En conséquence la Cour décide sur le premier moyen  « …qu’il y a lieu d’admettre, en application des règles de droit commun régissant l’obligation de sécurité de l’employeur, que le salarié qui justifie d’une exposition à l’amiante, générant un risque élevé de développer une pathologie grave, peut agir contre son employeur, pour manquement de ce dernier à son obligation de sécurité, quand bien même il n’aurait pas travaillé dans l’un des établissements mentionnés à l’article 41 de la loi du 23 décembre 1998 modifiée… » 

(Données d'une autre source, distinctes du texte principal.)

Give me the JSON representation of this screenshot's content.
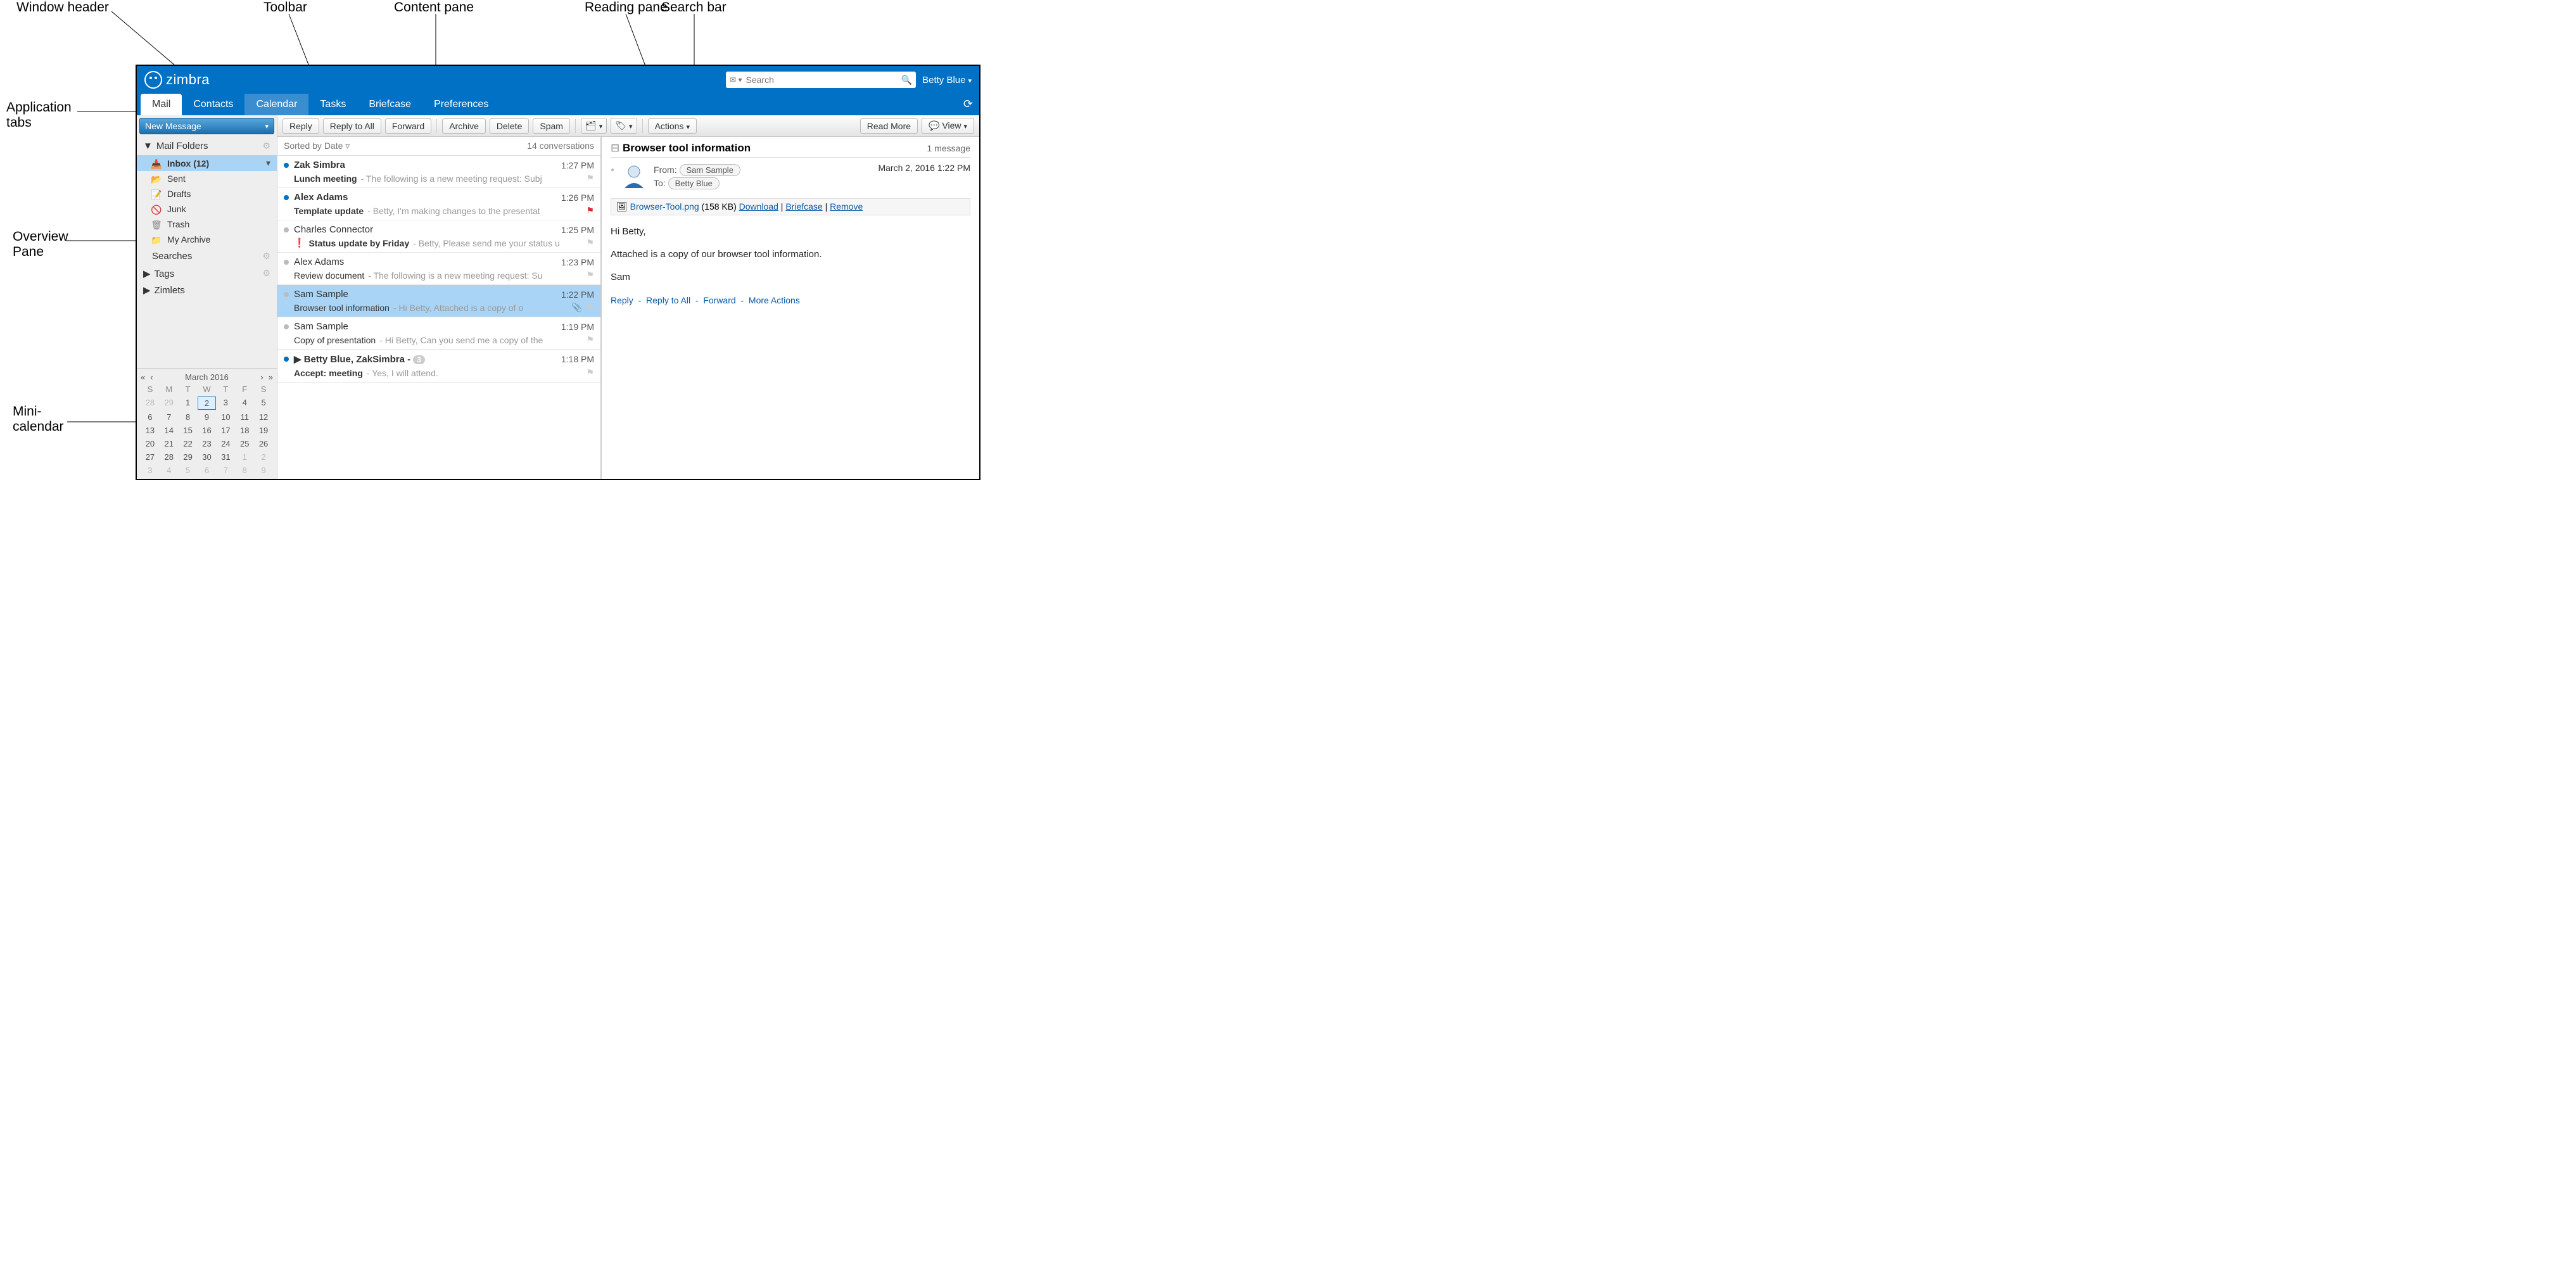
{
  "callouts": {
    "window_header": "Window header",
    "toolbar": "Toolbar",
    "content_pane": "Content pane",
    "reading_pane": "Reading pane",
    "search_bar": "Search bar",
    "application_tabs": "Application tabs",
    "overview_pane": "Overview Pane",
    "mini_calendar": "Mini-calendar"
  },
  "header": {
    "brand": "zimbra",
    "search_placeholder": "Search",
    "user": "Betty Blue"
  },
  "tabs": [
    "Mail",
    "Contacts",
    "Calendar",
    "Tasks",
    "Briefcase",
    "Preferences"
  ],
  "sidebar": {
    "new_message": "New Message",
    "folders_label": "Mail Folders",
    "folders": [
      {
        "name": "Inbox (12)",
        "icon": "📥",
        "selected": true
      },
      {
        "name": "Sent",
        "icon": "📂"
      },
      {
        "name": "Drafts",
        "icon": "📝"
      },
      {
        "name": "Junk",
        "icon": "🚫"
      },
      {
        "name": "Trash",
        "icon": "🗑"
      },
      {
        "name": "My Archive",
        "icon": "📁"
      }
    ],
    "searches_label": "Searches",
    "tags_label": "Tags",
    "zimlets_label": "Zimlets"
  },
  "calendar": {
    "title": "March 2016",
    "dow": [
      "S",
      "M",
      "T",
      "W",
      "T",
      "F",
      "S"
    ],
    "weeks": [
      [
        "28",
        "29",
        "1",
        "2",
        "3",
        "4",
        "5"
      ],
      [
        "6",
        "7",
        "8",
        "9",
        "10",
        "11",
        "12"
      ],
      [
        "13",
        "14",
        "15",
        "16",
        "17",
        "18",
        "19"
      ],
      [
        "20",
        "21",
        "22",
        "23",
        "24",
        "25",
        "26"
      ],
      [
        "27",
        "28",
        "29",
        "30",
        "31",
        "1",
        "2"
      ],
      [
        "3",
        "4",
        "5",
        "6",
        "7",
        "8",
        "9"
      ]
    ],
    "today_row": 0,
    "today_col": 3,
    "muted_leading": 2,
    "muted_trailing_start_row": 4,
    "muted_trailing_start_col": 5
  },
  "toolbar": {
    "reply": "Reply",
    "reply_all": "Reply to All",
    "forward": "Forward",
    "archive": "Archive",
    "delete": "Delete",
    "spam": "Spam",
    "actions": "Actions",
    "read_more": "Read More",
    "view": "View"
  },
  "list": {
    "sort": "Sorted by Date",
    "count": "14 conversations",
    "items": [
      {
        "from": "Zak Simbra",
        "time": "1:27 PM",
        "unread": true,
        "subject": "Lunch meeting",
        "preview": "The following is a new meeting request: Subj",
        "flag": "gray"
      },
      {
        "from": "Alex Adams",
        "time": "1:26 PM",
        "unread": true,
        "subject": "Template update",
        "preview": "Betty, I'm making changes to the presentat",
        "flag": "red"
      },
      {
        "from": "Charles Connector",
        "time": "1:25 PM",
        "unread": false,
        "subject": "Status update by Friday",
        "preview": "Betty, Please send me your status u",
        "flag": "gray",
        "priority": true,
        "boldsub": true
      },
      {
        "from": "Alex Adams",
        "time": "1:23 PM",
        "unread": false,
        "subject": "Review document",
        "preview": "The following is a new meeting request: Su",
        "flag": "gray"
      },
      {
        "from": "Sam Sample",
        "time": "1:22 PM",
        "unread": false,
        "subject": "Browser tool information",
        "preview": "Hi Betty, Attached is a copy of o",
        "flag": "gray",
        "attach": true,
        "selected": true
      },
      {
        "from": "Sam Sample",
        "time": "1:19 PM",
        "unread": false,
        "subject": "Copy of presentation",
        "preview": "Hi Betty, Can you send me a copy of the",
        "flag": "gray"
      },
      {
        "from": "Betty Blue, ZakSimbra",
        "time": "1:18 PM",
        "unread": true,
        "subject": "Accept: meeting",
        "preview": "Yes, I will attend.",
        "flag": "gray",
        "thread": "3",
        "boldsub": true
      }
    ]
  },
  "reading": {
    "title": "Browser tool information",
    "count": "1 message",
    "from_label": "From:",
    "from": "Sam Sample",
    "to_label": "To:",
    "to": "Betty Blue",
    "date": "March 2, 2016 1:22 PM",
    "attach_name": "Browser-Tool.png",
    "attach_size": "(158 KB)",
    "download": "Download",
    "briefcase": "Briefcase",
    "remove": "Remove",
    "body": [
      "Hi Betty,",
      "Attached is a copy of our browser tool information.",
      "Sam"
    ],
    "actions": [
      "Reply",
      "Reply to All",
      "Forward",
      "More Actions"
    ]
  }
}
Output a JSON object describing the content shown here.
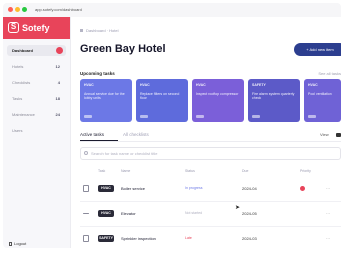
{
  "browser": {
    "url": "app.sotefy.com/dashboard"
  },
  "brand": {
    "name": "Sotefy",
    "icon": "sotefy-logo-icon",
    "accent": "#e8445a"
  },
  "sidebar": {
    "items": [
      {
        "label": "Dashboard",
        "count": "",
        "active": true
      },
      {
        "label": "Hotels",
        "count": "12"
      },
      {
        "label": "Checklists",
        "count": "4"
      },
      {
        "label": "Tasks",
        "count": "18"
      },
      {
        "label": "Maintenance",
        "count": "24"
      },
      {
        "label": "Users",
        "count": ""
      }
    ],
    "logout": "Logout"
  },
  "header": {
    "breadcrumb": "Dashboard · Hotel",
    "title": "Green Bay Hotel",
    "add_button": "+ Add new item"
  },
  "tasks": {
    "heading": "Upcoming tasks",
    "see_all": "See all tasks",
    "cards": [
      {
        "kind": "HVAC",
        "text": "Annual service due for the lobby units",
        "color": "#6c78e6"
      },
      {
        "kind": "HVAC",
        "text": "Replace filters on second floor",
        "color": "#5e6bdc"
      },
      {
        "kind": "HVAC",
        "text": "Inspect rooftop compressor",
        "color": "#7b5fd9"
      },
      {
        "kind": "SAFETY",
        "text": "Fire alarm system quarterly check",
        "color": "#5c5ac8"
      },
      {
        "kind": "HVAC",
        "text": "Pool ventilation",
        "color": "#6f62d6"
      }
    ]
  },
  "tabs": [
    {
      "label": "Active tasks",
      "active": true
    },
    {
      "label": "All checklists",
      "active": false
    }
  ],
  "view_label": "View",
  "search": {
    "placeholder": "Search for task name or checklist title"
  },
  "table": {
    "headers": [
      "Task",
      "Name",
      "Status",
      "Due",
      "Priority"
    ],
    "rows": [
      {
        "tag": "HVAC",
        "name": "Boiler service",
        "status": "In progress",
        "status_color": "#6c78e6",
        "due": "2024-04",
        "flag": true
      },
      {
        "tag": "HVAC",
        "name": "Elevator",
        "status": "Not started",
        "status_color": "#b0b0c0",
        "due": "2024-05",
        "flag": false
      },
      {
        "tag": "SAFETY",
        "name": "Sprinkler inspection",
        "status": "Late",
        "status_color": "#e8445a",
        "due": "2024-03",
        "flag": false
      }
    ]
  }
}
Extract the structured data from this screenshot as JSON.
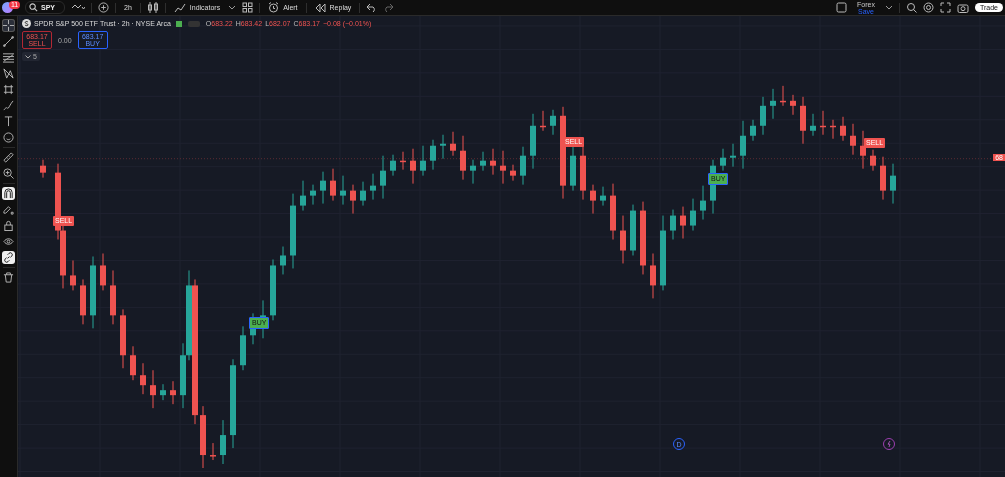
{
  "topbar": {
    "badge": "11",
    "symbol": "SPY",
    "interval": "2h",
    "indicators": "Indicators",
    "alert": "Alert",
    "replay": "Replay",
    "layout": "Forex",
    "layout_status": "Save",
    "trade": "Trade"
  },
  "tools": [
    {
      "kind": "crosshair",
      "selected": true,
      "on": false
    },
    {
      "kind": "trendline",
      "selected": false,
      "on": false
    },
    {
      "kind": "fib",
      "selected": false,
      "on": false
    },
    {
      "kind": "pattern",
      "selected": false,
      "on": false
    },
    {
      "kind": "forecast",
      "selected": false,
      "on": false
    },
    {
      "kind": "brush",
      "selected": false,
      "on": false
    },
    {
      "kind": "text",
      "selected": false,
      "on": false
    },
    {
      "kind": "emoji",
      "selected": false,
      "on": false
    },
    {
      "kind": "ruler",
      "selected": false,
      "on": false
    },
    {
      "kind": "zoom",
      "selected": false,
      "on": false
    },
    {
      "kind": "magnet",
      "selected": false,
      "on": true
    },
    {
      "kind": "stay",
      "selected": false,
      "on": false
    },
    {
      "kind": "lock",
      "selected": false,
      "on": false
    },
    {
      "kind": "eye",
      "selected": false,
      "on": false
    },
    {
      "kind": "link",
      "selected": false,
      "on": true
    },
    {
      "kind": "trash",
      "selected": false,
      "on": false
    }
  ],
  "legend": {
    "title": "SPDR S&P 500 ETF Trust · 2h · NYSE Arca",
    "ohlc": [
      {
        "label": "O",
        "value": "683.22"
      },
      {
        "label": "H",
        "value": "683.42"
      },
      {
        "label": "L",
        "value": "682.07"
      },
      {
        "label": "C",
        "value": "683.17"
      }
    ],
    "change": "−0.08 (−0.01%)"
  },
  "order": {
    "sell": {
      "price": "683.17",
      "label": "SELL"
    },
    "spread": "0.00",
    "buy": {
      "price": "683.17",
      "label": "BUY"
    }
  },
  "indicators_toggle": "5",
  "signals": [
    {
      "kind": "sell",
      "label": "SELL"
    },
    {
      "kind": "buy",
      "label": "BUY"
    },
    {
      "kind": "sell",
      "label": "SELL"
    },
    {
      "kind": "buy",
      "label": "BUY"
    },
    {
      "kind": "sell",
      "label": "SELL"
    }
  ],
  "price_label": "68",
  "events": [
    {
      "kind": "dividend",
      "label": "D"
    },
    {
      "kind": "earnings"
    }
  ]
}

            Mais sur le même moyen, pris en sa deuxième branche, au visa des articles L. 4121-1 et L. 4121-2 du code du travail, le premier dans sa rédaction antérieure à l’ordonnance n° 2017-1389 du 22 septembre 2017, applicable au litige, qui disposent que ne méconnaît pas l’obligation légale lui imposant de prendre les mesures nécessaires pour assurer la sécurité et protéger la santé physique et mentale des travailleurs, l’employeur qui justifie avoir pris toutes les mesures prévues par les textes susvisés ,la Cour de cassation a décidé que l’arrêt déféré en refusant d’examiner les éléments de preuve des mesures que l’employeur prétendait avoir mises en œuvre, la cour d’appel a violé les textes susvisés ;

            Et enfin  sur le même moyen, pris en sa troisième branche , au visa des  articles L. 4121-1 et L. 4121-2 du code du travail, le premier dans sa rédaction antérieure à l’ordonnance n° 2017-1389 du 22 septembre 2017, applicable au litige, ensemble l’article 1147 du code civil, dans sa rédaction antérieure à celle issue de l’ordonnance n° 2016-131 du 10 février 2016 ,la Cour de Cassation a censuré l’arrêt déféré lui reprochant de s’être  déterminé  par des motifs insuffisants à caractériser le préjudice d’anxiété personnellement subi par M. X... et résultant du risque élevé de développer une pathologie grave, la cour d’appel a privé sa décision de base légale . (Cass.Ass. Plén. 5 avril 2019. N°18-17.442.)